—Eso es lo que yo decía,—dijo, abriendo el paquetito con sus manos temblorosas.—También hay un militar, un oficial ó un general, que quiere casarse con Margarita. Pero yo digo: no, ella es una rosa y debe casarse con un clavel... Toma uno,—añadió acercándose á Anania y alargándole los confites; pero él dió un paso hacia atrás, mientras el gatito trataba de meter sus patitas en el paquete.
—¡Apesta usted como un tonel! ¡Fuera de ahí!
Nanna tropezó; algunos confites cayeron y rodaron por el suelo.
—¡Clavelito mío!—dijo cariñosamente, á pesar de las palabras duras de Anania.—¡Tú eres el clavel de Margarita! ¿De modo que te marchas? Ve, estudia y vuelve hecho un señor doctor.
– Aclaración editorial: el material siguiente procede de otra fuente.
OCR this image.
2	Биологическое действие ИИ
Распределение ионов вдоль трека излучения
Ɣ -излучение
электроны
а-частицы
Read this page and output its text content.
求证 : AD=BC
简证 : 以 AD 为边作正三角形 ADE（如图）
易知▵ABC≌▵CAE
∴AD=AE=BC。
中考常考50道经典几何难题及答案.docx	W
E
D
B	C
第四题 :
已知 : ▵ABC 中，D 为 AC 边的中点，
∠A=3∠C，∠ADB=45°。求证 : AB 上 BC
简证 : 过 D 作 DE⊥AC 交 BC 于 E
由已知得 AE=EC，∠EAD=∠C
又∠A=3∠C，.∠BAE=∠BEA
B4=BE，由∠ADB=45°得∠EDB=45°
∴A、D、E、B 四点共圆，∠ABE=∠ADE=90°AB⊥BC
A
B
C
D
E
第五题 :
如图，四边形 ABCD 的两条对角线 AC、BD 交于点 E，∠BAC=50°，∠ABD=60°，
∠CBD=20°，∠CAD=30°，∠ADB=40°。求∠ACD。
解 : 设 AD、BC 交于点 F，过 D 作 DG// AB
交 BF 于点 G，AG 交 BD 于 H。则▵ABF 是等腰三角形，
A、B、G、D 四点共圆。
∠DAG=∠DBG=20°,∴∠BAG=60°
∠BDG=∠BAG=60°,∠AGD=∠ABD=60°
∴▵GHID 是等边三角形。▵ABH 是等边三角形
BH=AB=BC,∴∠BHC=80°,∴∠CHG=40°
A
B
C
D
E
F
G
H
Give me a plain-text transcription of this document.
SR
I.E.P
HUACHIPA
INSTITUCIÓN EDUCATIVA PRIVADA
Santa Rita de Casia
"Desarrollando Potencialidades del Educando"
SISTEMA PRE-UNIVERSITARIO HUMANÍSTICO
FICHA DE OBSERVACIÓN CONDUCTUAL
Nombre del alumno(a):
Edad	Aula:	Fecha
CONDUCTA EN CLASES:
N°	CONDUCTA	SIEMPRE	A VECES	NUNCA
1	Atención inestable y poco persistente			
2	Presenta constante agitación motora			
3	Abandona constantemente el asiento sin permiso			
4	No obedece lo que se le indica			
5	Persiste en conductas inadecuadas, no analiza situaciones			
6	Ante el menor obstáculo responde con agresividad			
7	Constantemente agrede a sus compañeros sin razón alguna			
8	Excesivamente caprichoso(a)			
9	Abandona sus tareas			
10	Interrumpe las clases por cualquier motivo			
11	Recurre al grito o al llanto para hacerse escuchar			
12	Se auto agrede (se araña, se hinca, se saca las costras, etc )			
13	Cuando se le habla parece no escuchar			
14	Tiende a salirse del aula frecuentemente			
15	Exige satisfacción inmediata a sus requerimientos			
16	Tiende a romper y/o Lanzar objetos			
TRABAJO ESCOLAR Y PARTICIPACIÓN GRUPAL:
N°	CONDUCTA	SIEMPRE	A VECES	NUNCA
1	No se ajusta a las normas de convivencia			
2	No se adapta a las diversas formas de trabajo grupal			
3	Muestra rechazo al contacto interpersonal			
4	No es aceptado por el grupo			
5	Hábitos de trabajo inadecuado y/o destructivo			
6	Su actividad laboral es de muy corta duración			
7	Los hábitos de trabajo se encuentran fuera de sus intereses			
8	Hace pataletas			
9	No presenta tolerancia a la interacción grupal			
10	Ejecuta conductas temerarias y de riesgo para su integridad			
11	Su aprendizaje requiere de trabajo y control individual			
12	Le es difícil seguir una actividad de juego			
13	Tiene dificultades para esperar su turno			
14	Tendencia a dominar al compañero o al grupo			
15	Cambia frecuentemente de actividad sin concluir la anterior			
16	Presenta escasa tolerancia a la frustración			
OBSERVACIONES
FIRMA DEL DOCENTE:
Anania se inclinó hacia el suelo para recoger los confites; después se echó á reir y dijo todo contento:
—Así me cogerán las muchachas, ¿verdad?
Y se puso á bailar con el gatito entre los brazos. Pero de pronto se puso sombrío.
¿Quién sería el militar que quería casarse con Margarita? ¿Tal vez aquel capitán que en el teatro le había dicho con desprecio: «¡Á ver si se calla!»? De pronto pasó por su mente una visión horrible: Margarita esposa de un hombre joven y rico. ¡Margarita perdida para siempre!
Colocó el gatito en el suelo, huyó á encerrarse en su cuarto y se asomó á la ventana. Parecíale que se ahogaba. No había tenido celos jamás, ni nunca había pensado que Margarita pudiese casarse tan pronto.
—No, no,—pensaba, estrechando y sacudiendo su cabeza entre las manos;—no debe casarse. Es necesario que espere, hasta que... ¿Por qué debe esperar? Yo no podré casarme nunca con ella. Soy un bastardo, soy el hijo de una mujer perdida. Yo no tengo más misión que buscar á mi madre y sacarla del abismo en que se encuentra... Margarita no puede descender hasta mí; pero hasta que no haya terminado mi misión tengo necesidad de ella, como de un faro. Después podré morir contento.